Our politics, commerce, religion, and increasingly mobile lifestyles demonstrate a decline in highly-centralized institutions and a rise in flatter organizations where decision-making is distributed to gain its full knowledge and expertise. This period of powerful social and technological change are shaping business leaders to have a balanced focus on innovation and quality processes.

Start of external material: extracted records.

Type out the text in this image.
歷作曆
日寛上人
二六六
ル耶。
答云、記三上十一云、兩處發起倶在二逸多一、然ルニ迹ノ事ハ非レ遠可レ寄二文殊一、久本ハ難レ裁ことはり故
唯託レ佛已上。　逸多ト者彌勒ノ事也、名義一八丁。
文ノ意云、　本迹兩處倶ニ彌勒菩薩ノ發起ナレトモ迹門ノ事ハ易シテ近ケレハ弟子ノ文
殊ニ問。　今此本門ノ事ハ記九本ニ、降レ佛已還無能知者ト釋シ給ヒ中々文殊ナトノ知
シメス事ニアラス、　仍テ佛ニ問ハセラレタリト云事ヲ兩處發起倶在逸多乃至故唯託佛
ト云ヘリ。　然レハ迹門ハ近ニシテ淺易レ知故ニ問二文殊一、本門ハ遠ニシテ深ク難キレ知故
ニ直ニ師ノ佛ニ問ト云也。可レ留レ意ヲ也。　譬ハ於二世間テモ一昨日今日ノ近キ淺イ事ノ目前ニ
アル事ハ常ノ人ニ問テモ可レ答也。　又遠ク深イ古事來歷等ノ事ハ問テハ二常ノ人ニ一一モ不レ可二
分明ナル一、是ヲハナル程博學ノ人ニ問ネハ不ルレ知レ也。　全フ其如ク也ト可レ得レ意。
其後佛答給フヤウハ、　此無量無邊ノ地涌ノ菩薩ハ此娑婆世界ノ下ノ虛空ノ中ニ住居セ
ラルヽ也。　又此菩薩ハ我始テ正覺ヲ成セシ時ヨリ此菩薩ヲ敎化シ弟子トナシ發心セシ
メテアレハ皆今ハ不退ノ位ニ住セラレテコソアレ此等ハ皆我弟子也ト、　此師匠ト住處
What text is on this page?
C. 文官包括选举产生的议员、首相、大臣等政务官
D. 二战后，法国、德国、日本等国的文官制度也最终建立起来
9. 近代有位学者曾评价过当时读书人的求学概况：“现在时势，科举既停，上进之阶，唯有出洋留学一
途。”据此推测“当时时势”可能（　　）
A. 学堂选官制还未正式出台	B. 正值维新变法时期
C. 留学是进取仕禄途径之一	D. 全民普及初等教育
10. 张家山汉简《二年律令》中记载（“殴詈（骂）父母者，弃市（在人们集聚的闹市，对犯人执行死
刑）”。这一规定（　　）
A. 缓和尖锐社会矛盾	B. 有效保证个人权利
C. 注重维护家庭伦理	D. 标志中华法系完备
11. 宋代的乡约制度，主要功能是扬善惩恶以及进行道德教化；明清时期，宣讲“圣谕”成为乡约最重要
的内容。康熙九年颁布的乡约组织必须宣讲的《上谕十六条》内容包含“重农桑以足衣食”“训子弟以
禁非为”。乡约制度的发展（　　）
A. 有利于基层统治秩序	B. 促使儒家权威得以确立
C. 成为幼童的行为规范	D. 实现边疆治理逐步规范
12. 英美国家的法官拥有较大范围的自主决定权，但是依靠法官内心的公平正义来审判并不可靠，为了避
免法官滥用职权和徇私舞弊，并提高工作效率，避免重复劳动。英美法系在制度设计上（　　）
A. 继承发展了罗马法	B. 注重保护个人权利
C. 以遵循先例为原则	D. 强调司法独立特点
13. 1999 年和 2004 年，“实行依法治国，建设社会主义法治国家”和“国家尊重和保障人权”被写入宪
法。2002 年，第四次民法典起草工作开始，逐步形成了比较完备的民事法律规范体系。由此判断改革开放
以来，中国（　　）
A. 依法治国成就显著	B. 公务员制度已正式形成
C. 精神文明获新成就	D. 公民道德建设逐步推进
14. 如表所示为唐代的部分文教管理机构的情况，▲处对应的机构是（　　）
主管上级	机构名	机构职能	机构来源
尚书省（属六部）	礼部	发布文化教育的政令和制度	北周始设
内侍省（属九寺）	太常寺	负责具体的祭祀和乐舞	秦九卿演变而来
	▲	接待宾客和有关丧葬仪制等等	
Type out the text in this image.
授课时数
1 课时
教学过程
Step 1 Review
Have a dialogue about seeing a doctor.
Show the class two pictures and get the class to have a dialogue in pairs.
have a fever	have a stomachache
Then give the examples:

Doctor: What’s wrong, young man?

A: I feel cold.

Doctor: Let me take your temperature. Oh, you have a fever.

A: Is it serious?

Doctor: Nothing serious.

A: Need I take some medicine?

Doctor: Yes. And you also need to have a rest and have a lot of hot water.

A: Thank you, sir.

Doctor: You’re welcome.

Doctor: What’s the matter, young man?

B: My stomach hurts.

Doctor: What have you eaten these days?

With the challenge of bringing change to large organizations, corporate leaders are already sensitive to this “sea change” and are well on their way to adapting. I believe leaders of small and medium-sized business will prosper by growing their skills as described below:
- More ability to inspire and persuade and less focus on direct and control
- More ability to extend the length of their planning horizon and less focus on reactive problem solving
- More ability use a long-term vision and purpose to assess the importance of short-term issues and lead the organization
- More ability design roles and incentives that foster collaboration and encourage personal leadership and initiative
- More ability to coach and develop employees so to build their trust and confidence in carrying out responsibilities that the manager might normally hold onto for themselves
- More ability to match employee responsibilities to their natural skills and less “pigeon-holing” employees by credentials and their entry position in the organization
While many people already associate these skills with exceptional managers, this type of skill development requires persistence and commitment. Small business leaders often have not been afforded an opportunity to develop these skills. Executive coaches can play a role in preparing small business leaders to play in the digital world. This is my vision for future business leaders. I welcome all comments, questions, and differing views.
2 thoughts on “Skills Managers Need for the Digital World”
Excellent thoughts Charles! I often worry about how well US businesses will adapt to the younger generations and get the mosy value from everyone.
Thank you for the encouragement. I my mind, it’s not so much adapting to a new generation, rather it’s adapting to a changing world with a new generation arriving.